I don't know of a better way to achieve bona fide in-place application of an arbitrary Python function.
>>> def flat_for(a, f):
... a = a.reshape(-1)
... for i, v in enumerate(a):
... a[i] = f(v)
...
>>> a = numpy.arange(25).reshape(5, 5)
>>> flat_for(a, lambda x: x + 5)
>>> a
array([[ 5, 6, 7, 8, 9],
[10, 11, 12, 13, 14],
[15, 16, 17, 18, 19],
[20, 21, 22, 23, 24],
[25, 26, 27, 28, 29]])
Some timings:
>>> a = numpy.arange(2500).reshape(50, 50)
>>> f = lambda x: x + 5
>>> %timeit flat_for(a, f)
1000 loops, best of 3: 1.86 ms per loop
It's about twice as fast as the nested loop version:
>>> a = numpy.arange(2500).reshape(50, 50)
>>> def nested_for(a, f):
... for i in range(len(a)):
... for j in range(len(a[0])):
... a[i][j] = f(a[i][j])
...
>>> %timeit nested_for(a, f)
100 loops, best of 3: 3.79 ms per loop
Of course vectorize is still faster, so if you can make a copy, use that:
>>> a = numpy.arange(2500).reshape(50, 50)

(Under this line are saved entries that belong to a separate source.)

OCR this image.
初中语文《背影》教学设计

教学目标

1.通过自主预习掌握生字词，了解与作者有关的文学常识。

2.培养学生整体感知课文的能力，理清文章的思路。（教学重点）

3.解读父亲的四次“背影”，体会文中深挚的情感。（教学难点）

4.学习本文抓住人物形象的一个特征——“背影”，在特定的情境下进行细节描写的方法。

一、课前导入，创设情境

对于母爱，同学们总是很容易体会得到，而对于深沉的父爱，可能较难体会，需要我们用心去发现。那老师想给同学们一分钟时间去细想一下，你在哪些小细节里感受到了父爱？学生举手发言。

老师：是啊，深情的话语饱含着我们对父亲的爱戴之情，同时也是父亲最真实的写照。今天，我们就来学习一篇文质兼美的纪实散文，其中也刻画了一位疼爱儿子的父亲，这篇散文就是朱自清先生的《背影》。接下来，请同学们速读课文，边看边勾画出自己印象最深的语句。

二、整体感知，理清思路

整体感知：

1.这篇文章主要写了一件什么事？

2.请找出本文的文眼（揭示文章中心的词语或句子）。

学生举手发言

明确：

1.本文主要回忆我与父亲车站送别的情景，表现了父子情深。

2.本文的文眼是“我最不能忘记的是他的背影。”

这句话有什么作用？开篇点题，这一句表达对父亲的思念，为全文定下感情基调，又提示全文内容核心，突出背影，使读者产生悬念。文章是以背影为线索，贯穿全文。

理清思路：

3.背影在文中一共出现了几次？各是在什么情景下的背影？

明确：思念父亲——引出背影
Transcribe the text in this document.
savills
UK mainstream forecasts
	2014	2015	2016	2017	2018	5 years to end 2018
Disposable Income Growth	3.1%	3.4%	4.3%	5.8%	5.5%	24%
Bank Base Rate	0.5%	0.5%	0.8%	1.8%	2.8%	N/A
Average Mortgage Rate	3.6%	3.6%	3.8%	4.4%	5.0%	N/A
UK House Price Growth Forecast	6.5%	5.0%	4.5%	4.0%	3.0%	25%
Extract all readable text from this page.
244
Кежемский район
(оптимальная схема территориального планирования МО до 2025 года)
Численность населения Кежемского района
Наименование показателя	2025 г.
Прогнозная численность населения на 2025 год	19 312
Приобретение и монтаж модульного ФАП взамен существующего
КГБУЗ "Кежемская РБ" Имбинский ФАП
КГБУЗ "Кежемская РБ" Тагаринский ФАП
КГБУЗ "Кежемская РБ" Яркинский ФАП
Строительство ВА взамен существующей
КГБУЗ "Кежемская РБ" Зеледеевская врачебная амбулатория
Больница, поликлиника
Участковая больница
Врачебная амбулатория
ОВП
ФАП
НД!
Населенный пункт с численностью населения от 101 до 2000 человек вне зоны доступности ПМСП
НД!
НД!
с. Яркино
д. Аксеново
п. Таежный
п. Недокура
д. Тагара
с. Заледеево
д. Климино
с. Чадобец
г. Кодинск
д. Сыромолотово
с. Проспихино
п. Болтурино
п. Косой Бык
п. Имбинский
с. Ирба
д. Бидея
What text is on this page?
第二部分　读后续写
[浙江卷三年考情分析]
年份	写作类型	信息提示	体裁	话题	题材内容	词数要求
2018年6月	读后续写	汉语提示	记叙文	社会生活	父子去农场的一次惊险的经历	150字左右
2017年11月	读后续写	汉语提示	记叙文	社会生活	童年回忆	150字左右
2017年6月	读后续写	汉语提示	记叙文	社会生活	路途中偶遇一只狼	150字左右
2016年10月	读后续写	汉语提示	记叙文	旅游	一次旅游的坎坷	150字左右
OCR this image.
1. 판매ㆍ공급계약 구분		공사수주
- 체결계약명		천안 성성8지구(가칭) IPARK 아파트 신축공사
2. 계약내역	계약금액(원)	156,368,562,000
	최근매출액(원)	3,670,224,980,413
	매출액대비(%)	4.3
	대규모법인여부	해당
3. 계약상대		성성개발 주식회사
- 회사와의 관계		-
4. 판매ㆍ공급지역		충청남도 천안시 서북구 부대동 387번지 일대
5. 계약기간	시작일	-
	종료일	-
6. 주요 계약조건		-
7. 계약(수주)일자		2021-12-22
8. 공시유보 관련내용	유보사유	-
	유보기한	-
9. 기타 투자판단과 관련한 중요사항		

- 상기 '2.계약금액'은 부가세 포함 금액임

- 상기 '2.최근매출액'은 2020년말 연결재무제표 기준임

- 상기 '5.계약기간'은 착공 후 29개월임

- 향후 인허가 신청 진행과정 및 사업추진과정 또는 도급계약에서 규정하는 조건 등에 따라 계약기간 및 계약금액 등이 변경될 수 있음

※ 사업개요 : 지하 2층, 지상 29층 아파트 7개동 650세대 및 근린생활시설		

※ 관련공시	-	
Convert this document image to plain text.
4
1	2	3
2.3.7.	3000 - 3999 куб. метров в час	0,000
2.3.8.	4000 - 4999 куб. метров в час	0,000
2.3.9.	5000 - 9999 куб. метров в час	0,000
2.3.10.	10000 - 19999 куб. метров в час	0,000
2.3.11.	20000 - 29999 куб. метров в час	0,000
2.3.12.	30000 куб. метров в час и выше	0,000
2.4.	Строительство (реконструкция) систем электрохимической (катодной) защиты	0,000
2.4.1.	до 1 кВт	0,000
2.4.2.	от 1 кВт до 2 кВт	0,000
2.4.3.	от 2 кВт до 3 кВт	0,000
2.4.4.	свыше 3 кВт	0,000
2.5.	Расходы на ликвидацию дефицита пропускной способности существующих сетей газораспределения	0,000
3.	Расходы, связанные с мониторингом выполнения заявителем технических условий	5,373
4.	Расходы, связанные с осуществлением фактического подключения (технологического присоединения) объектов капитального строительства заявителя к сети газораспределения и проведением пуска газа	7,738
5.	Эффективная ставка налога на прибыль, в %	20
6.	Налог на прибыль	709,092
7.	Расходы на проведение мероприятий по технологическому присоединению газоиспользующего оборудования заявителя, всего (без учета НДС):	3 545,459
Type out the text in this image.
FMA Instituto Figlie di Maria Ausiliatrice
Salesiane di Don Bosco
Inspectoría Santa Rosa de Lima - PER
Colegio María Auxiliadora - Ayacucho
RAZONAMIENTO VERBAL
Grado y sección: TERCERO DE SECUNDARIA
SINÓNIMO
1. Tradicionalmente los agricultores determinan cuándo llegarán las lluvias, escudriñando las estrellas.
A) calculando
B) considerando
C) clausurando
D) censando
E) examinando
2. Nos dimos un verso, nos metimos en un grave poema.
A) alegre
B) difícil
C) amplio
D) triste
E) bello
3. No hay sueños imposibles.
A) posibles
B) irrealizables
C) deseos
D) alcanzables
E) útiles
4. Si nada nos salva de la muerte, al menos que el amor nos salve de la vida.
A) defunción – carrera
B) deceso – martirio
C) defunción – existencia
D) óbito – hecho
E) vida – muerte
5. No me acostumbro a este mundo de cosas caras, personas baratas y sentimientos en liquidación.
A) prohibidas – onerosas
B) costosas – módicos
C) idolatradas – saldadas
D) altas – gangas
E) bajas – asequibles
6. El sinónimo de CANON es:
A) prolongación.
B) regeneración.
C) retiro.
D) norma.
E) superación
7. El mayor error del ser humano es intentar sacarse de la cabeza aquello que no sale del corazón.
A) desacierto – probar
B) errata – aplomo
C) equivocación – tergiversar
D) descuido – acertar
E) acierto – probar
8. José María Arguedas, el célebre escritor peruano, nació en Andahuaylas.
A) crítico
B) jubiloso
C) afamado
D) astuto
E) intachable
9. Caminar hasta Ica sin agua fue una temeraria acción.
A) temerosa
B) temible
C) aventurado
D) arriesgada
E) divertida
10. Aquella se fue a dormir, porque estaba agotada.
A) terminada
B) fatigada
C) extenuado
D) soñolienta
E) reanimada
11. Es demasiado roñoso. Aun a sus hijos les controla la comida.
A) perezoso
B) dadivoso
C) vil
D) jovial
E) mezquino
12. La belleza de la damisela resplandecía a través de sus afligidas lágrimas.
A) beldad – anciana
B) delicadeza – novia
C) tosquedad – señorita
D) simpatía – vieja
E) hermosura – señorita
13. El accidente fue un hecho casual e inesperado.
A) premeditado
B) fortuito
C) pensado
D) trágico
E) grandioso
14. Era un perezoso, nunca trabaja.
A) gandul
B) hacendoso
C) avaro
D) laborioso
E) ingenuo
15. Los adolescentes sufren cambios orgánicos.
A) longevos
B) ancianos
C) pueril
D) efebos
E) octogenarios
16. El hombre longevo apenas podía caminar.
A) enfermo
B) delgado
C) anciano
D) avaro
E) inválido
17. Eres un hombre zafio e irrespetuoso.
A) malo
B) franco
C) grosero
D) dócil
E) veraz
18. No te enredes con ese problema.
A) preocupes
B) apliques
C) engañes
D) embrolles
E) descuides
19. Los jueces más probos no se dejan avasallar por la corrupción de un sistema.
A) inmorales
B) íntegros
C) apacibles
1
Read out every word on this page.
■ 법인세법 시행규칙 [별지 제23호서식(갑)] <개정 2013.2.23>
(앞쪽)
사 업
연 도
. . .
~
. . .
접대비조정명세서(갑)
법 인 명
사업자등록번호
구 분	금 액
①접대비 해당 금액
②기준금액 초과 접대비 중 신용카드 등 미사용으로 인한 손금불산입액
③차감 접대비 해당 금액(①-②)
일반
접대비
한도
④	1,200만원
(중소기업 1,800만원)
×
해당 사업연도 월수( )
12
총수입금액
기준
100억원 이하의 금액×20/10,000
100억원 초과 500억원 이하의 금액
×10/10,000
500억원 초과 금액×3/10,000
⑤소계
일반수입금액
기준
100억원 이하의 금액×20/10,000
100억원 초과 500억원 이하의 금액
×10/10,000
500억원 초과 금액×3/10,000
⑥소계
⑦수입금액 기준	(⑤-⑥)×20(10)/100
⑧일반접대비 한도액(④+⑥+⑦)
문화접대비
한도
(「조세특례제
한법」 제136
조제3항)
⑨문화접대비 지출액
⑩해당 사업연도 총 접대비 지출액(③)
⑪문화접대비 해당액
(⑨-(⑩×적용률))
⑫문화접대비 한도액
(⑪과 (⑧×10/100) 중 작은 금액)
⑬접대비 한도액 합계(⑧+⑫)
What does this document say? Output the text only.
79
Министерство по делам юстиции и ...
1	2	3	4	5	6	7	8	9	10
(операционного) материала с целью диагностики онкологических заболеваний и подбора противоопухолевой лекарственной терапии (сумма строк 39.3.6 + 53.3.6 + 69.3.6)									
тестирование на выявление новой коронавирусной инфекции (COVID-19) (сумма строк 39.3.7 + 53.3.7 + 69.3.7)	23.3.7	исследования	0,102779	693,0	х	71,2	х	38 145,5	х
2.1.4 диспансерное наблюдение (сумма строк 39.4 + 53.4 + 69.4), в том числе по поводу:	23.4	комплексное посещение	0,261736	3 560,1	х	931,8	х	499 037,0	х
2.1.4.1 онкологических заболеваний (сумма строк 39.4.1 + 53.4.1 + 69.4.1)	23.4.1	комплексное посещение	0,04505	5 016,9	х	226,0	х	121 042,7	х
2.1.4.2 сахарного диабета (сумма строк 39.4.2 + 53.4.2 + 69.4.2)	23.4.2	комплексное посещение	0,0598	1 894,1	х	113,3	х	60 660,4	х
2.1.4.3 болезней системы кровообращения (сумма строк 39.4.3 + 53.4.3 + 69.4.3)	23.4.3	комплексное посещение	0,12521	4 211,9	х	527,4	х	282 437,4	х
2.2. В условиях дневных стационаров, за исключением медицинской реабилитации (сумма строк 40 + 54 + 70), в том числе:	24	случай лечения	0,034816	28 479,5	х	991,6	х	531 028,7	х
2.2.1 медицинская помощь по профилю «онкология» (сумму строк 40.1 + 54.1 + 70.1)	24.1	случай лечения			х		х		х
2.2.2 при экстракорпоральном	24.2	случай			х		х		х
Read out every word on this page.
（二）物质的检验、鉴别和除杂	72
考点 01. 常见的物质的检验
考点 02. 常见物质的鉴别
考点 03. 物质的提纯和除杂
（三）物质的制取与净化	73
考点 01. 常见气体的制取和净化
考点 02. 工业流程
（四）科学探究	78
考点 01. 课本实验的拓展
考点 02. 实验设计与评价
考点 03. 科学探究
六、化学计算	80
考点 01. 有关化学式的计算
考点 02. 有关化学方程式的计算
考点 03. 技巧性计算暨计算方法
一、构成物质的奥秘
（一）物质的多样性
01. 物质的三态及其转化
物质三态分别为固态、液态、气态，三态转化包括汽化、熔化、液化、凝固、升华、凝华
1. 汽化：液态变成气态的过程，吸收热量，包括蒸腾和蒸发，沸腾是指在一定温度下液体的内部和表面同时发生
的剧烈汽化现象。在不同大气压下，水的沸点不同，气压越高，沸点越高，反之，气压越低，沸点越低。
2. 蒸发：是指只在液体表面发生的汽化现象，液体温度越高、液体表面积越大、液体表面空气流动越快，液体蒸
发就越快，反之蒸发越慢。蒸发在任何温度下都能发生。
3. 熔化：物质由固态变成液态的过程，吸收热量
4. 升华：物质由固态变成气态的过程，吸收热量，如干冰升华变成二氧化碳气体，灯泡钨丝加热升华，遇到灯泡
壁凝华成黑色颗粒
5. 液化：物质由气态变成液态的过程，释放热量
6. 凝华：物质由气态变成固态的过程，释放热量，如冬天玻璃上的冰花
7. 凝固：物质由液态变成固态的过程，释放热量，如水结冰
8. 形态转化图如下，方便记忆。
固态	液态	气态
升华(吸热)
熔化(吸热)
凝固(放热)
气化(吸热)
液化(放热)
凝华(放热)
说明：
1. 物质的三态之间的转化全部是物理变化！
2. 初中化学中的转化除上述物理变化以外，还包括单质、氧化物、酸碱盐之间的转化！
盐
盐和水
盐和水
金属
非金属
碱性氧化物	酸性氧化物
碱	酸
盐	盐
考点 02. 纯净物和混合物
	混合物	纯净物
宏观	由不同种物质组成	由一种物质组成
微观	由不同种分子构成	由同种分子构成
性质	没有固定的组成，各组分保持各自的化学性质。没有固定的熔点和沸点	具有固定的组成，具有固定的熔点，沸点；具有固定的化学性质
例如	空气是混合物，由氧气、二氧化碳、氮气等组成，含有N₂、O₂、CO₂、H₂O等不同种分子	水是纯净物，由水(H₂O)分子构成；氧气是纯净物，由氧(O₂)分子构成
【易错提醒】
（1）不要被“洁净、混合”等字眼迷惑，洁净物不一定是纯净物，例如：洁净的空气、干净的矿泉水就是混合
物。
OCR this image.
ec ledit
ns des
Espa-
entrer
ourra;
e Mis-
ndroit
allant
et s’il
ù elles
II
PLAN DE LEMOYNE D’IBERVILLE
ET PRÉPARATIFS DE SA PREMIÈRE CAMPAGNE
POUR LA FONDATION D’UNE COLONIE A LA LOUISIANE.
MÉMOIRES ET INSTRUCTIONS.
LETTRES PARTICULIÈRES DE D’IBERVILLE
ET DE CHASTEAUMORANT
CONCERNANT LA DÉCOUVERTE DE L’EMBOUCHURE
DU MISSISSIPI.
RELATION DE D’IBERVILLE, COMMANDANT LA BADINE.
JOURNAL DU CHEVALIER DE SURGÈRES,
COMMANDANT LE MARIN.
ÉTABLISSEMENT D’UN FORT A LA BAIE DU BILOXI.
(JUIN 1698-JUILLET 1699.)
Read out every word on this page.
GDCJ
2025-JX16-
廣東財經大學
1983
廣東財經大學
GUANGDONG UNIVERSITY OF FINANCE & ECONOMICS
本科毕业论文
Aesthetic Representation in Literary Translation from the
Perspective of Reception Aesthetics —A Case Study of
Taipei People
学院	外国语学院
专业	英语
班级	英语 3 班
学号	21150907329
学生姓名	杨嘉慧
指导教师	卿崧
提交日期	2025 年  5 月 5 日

>>> g = numpy.vectorize(lambda x: x + 5)
>>> %timeit g(a)
1000 loops, best of 3: 584 us per loop
And if you can rewrite dim
using built-in ufuncs, then please, please, don't vectorize
:
>>> a = numpy.arange(2500).reshape(50, 50)
>>> %timeit a + 5
100000 loops, best of 3: 4.66 us per loop
numpy
does operations like +=
in place, just as you might expect -- so you can get the speed of a ufunc with in-place application at no cost. Sometimes it's even faster! See here for an example.
By the way, my original answer to this question, which can be viewed in its edit history, is ridiculous, and involved vectorizing over indices into a
. Not only did it have to do some funky stuff to bypass vectorize
's type-detection mechanism, it turned out to be just as slow as the nested loop version. So much for cleverness!